AI in healthcare: a help or hindrance?

AI in healthcare: a help or hindrance?

Meenu Vithanage

The healthcare industry is undergoing a technological revolution. From robotic-assisted surgeries to AI-driven diagnostic tools, digitisation and artificial intelligence are reshaping the way medical professionals diagnose disease, manage patient data, and deliver treatment.

From electronic health records to AI-driven diagnostics, such advancements supposedly improve efficiency, accuracy, and patient outcomes. Hospitals worldwide are embracing the innovations with the goal of streamlining operations and enhancing patient care. However, despite these implementations' promises, staff face many challenges due to technology's constant evolution. Many healthcare professionals find themselves struggling to keep up with frequent updates, complex systems, and new protocols that require constant learning and adaptation.

This was the main conclusion I reached, whilst studying the survey that I conducted, during my work experience in the Histopathology Lab. The survey aimed to study staff experiences with the implementation of LIMS software, which is the new data management system in the hospital. It was made clear that the staff are constantly being forced to adapt to advanced technology, which, without proper support, can become a burden to their workload. This could be fixed by implementing effective training programs, having IT technicians on site or introducing more user-friendly interfaces.

For the most part, AI is improving the efficiency of diagnosis for each patient. However, it means, especially at this early stage of digitisation, it is consuming a substantial portion of doctors' valuable time in administrative tasks.

In addition to this, there is a major data security threat as more patient data is moved online, meaning hospitals must also invest in robust security measures to protect sensitive information from cyberattacks. An example of such a data breach in healthcare is the Shields Health Care Group Data Breach Litigation in the US in 2022; which potentially exposed the private information of patients to an unknown actor.

Despite these challenges, there are many benefits to a digitised healthcare system. With electronic health records, doctors and specialists have instant access to patients' medical history ensuring better-informed decision making which reduces the risk of misdiagnosis. This also means there is seamless communication between specialists leading to better coordinated care.

One of the most promising applications of AI in healthcare is in clinical trials and drug development. Recently, the European Medicines Agency (EMA) approved an AI tool for use in fatty liver disease trials, marking a significant step forward in how medical research is conducted. Fatty liver disease is a growing global health issue that refers to a range of conditions caused by a build-up of fat in the liver. The tool, trained on over 100,000 annotations from 59 pathologists assessing more than 5,000 liver biopsies, has demonstrated the ability to determine disease activity with less variability than traditional methods that rely on a consensus of three pathologists. This means AI could eventually reduce human error in diagnostics, making medicine more precise and efficient.

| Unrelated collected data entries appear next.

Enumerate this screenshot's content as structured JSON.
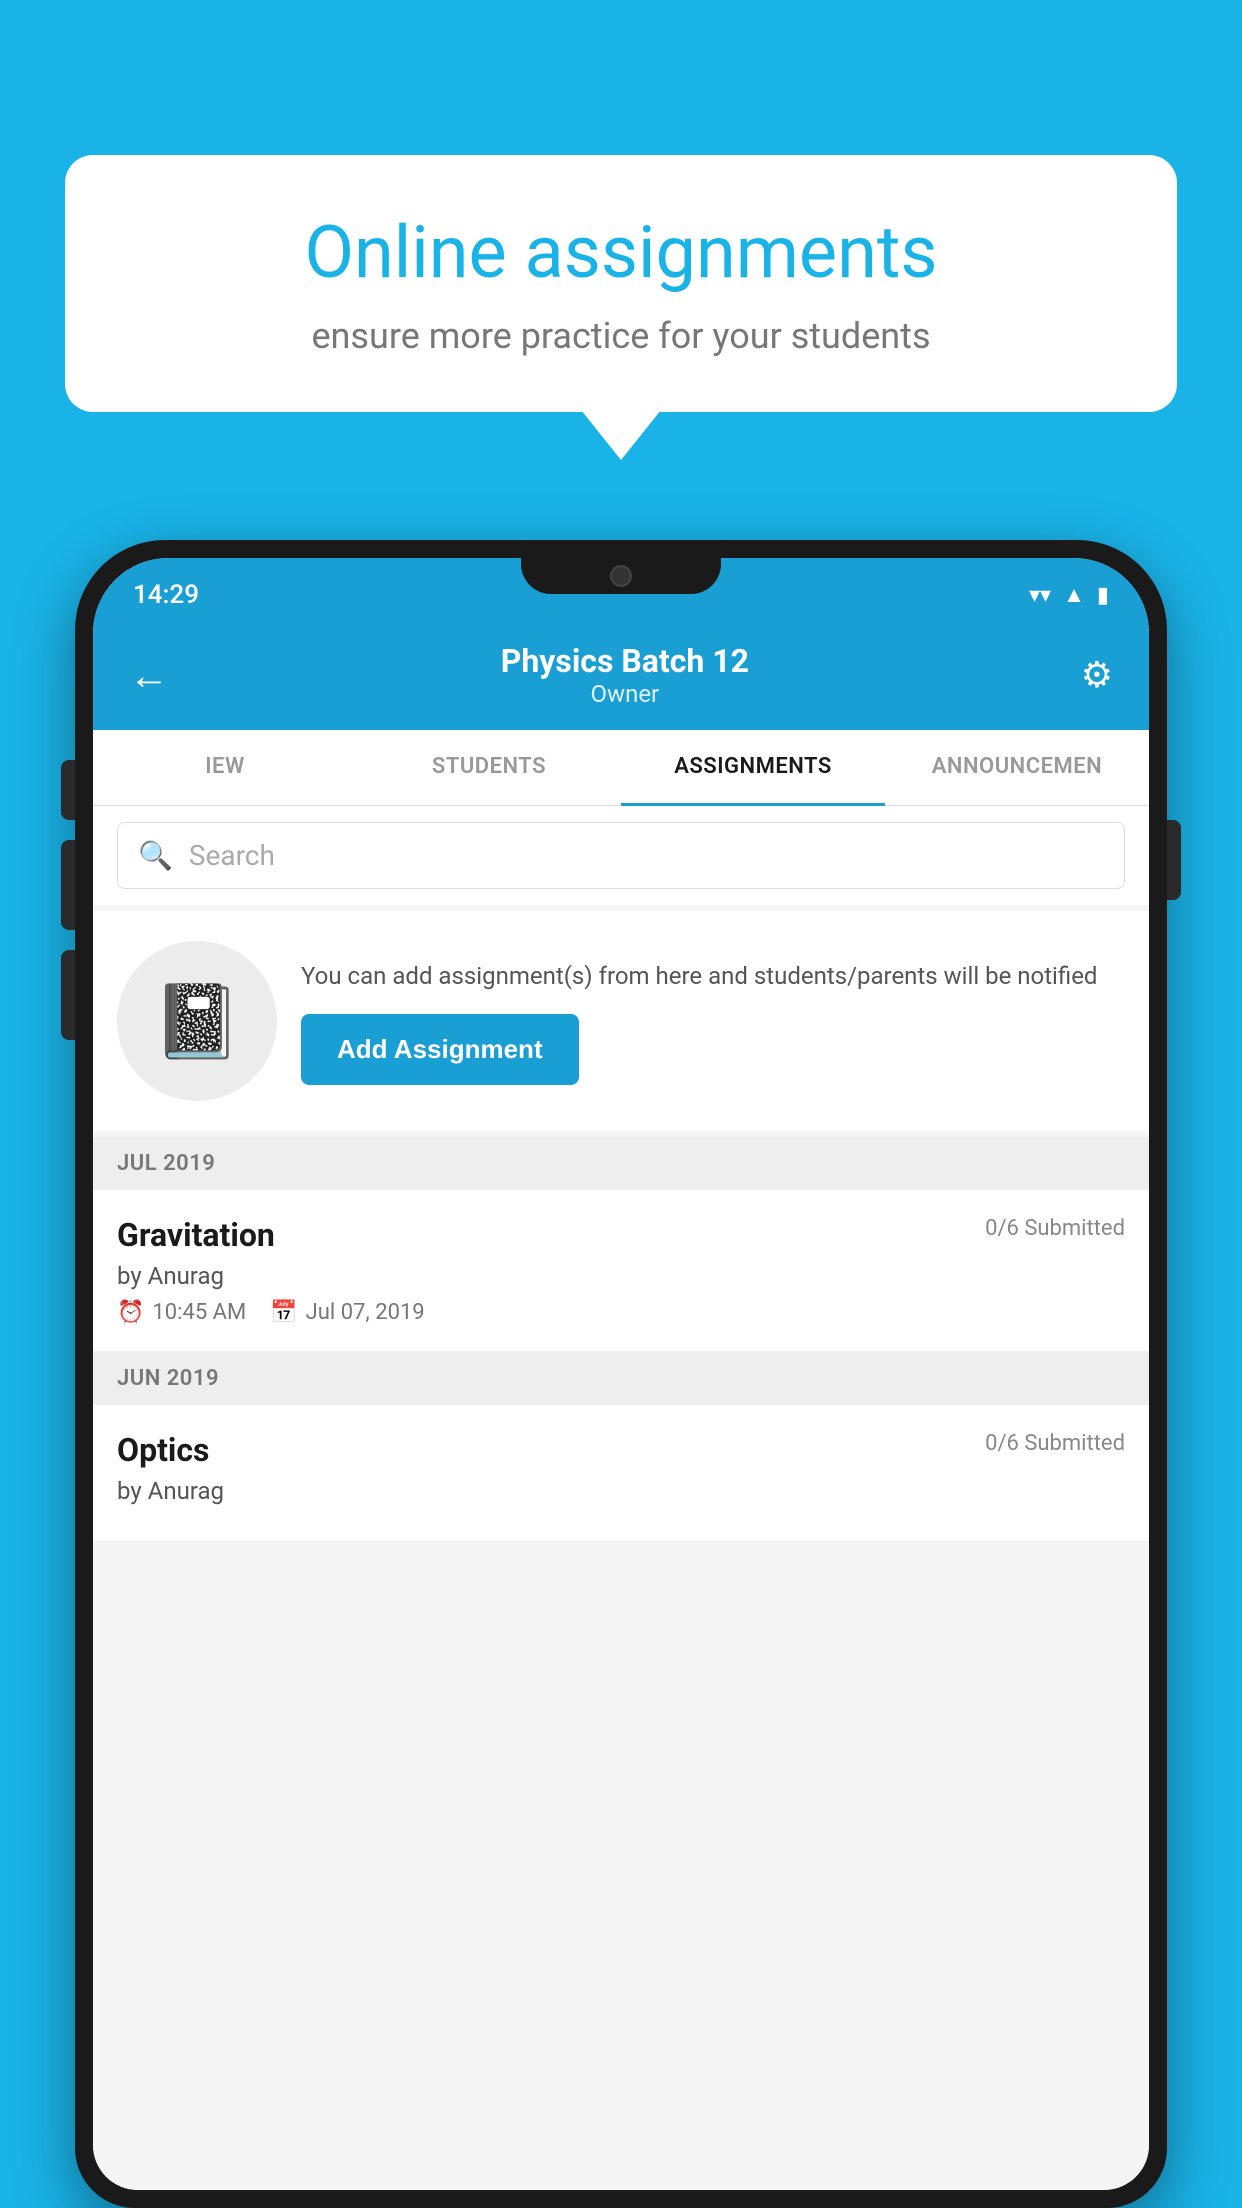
{
  "background_color": "#1ab3e8",
  "speech_bubble": {
    "title": "Online assignments",
    "subtitle": "ensure more practice for your students"
  },
  "status_bar": {
    "time": "14:29",
    "wifi": "▼",
    "signal": "▲",
    "battery": "▮"
  },
  "header": {
    "title": "Physics Batch 12",
    "subtitle": "Owner",
    "back_label": "←",
    "settings_label": "⚙"
  },
  "tabs": [
    {
      "label": "IEW",
      "active": false
    },
    {
      "label": "STUDENTS",
      "active": false
    },
    {
      "label": "ASSIGNMENTS",
      "active": true
    },
    {
      "label": "ANNOUNCEMEN",
      "active": false
    }
  ],
  "search": {
    "placeholder": "Search"
  },
  "add_assignment": {
    "description": "You can add assignment(s) from here and students/parents will be notified",
    "button_label": "Add Assignment"
  },
  "sections": [
    {
      "month": "JUL 2019",
      "assignments": [
        {
          "name": "Gravitation",
          "submitted": "0/6 Submitted",
          "author": "by Anurag",
          "time": "10:45 AM",
          "date": "Jul 07, 2019"
        }
      ]
    },
    {
      "month": "JUN 2019",
      "assignments": [
        {
          "name": "Optics",
          "submitted": "0/6 Submitted",
          "author": "by Anurag",
          "time": "",
          "date": ""
        }
      ]
    }
  ]
}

As beneficial as AI could be, there are many aspects of its use that could cause the movement to spiral out of control. The most prominent concern being the over-reliance of such technology which could lead to rare conditions being overlooked. Although the rare case is least common, medicine is a field in which lives are at stake and mistakes are fatal. In addition to this, medicine is not an exact science, it requires interpreting data from each patient's life differently and with empathy. This is not something that AI is capable of simply learning at this current point in time. If doctors trust AI too blindly, they may miss out on diagnosing less common but equally serious diseases. Thus, AI should support the practice of medicine, not replace human expertise. 

As AI continues to evolve, it is clear that healthcare will experience significant developments across most fields in medicine, especially in diagnostic fields. By analyzing a copious number of data sets, AI could be very skilled in optimising patient outcomes based on genetic profiling, lifestyle aspects, and others. Thus, AI could be implemented to reduce administrative tasks for doctors and other health professionals, which would lead to enhanced efficiency.

The digital transformation of healthcare is revolutionising medicine, from AI-assisted diagnostics to fully digitalised patient records. While the benefits are clear (improved accuracy, efficiency, and accessibility), the challenges must be addressed to ensure a smooth and ethical transition.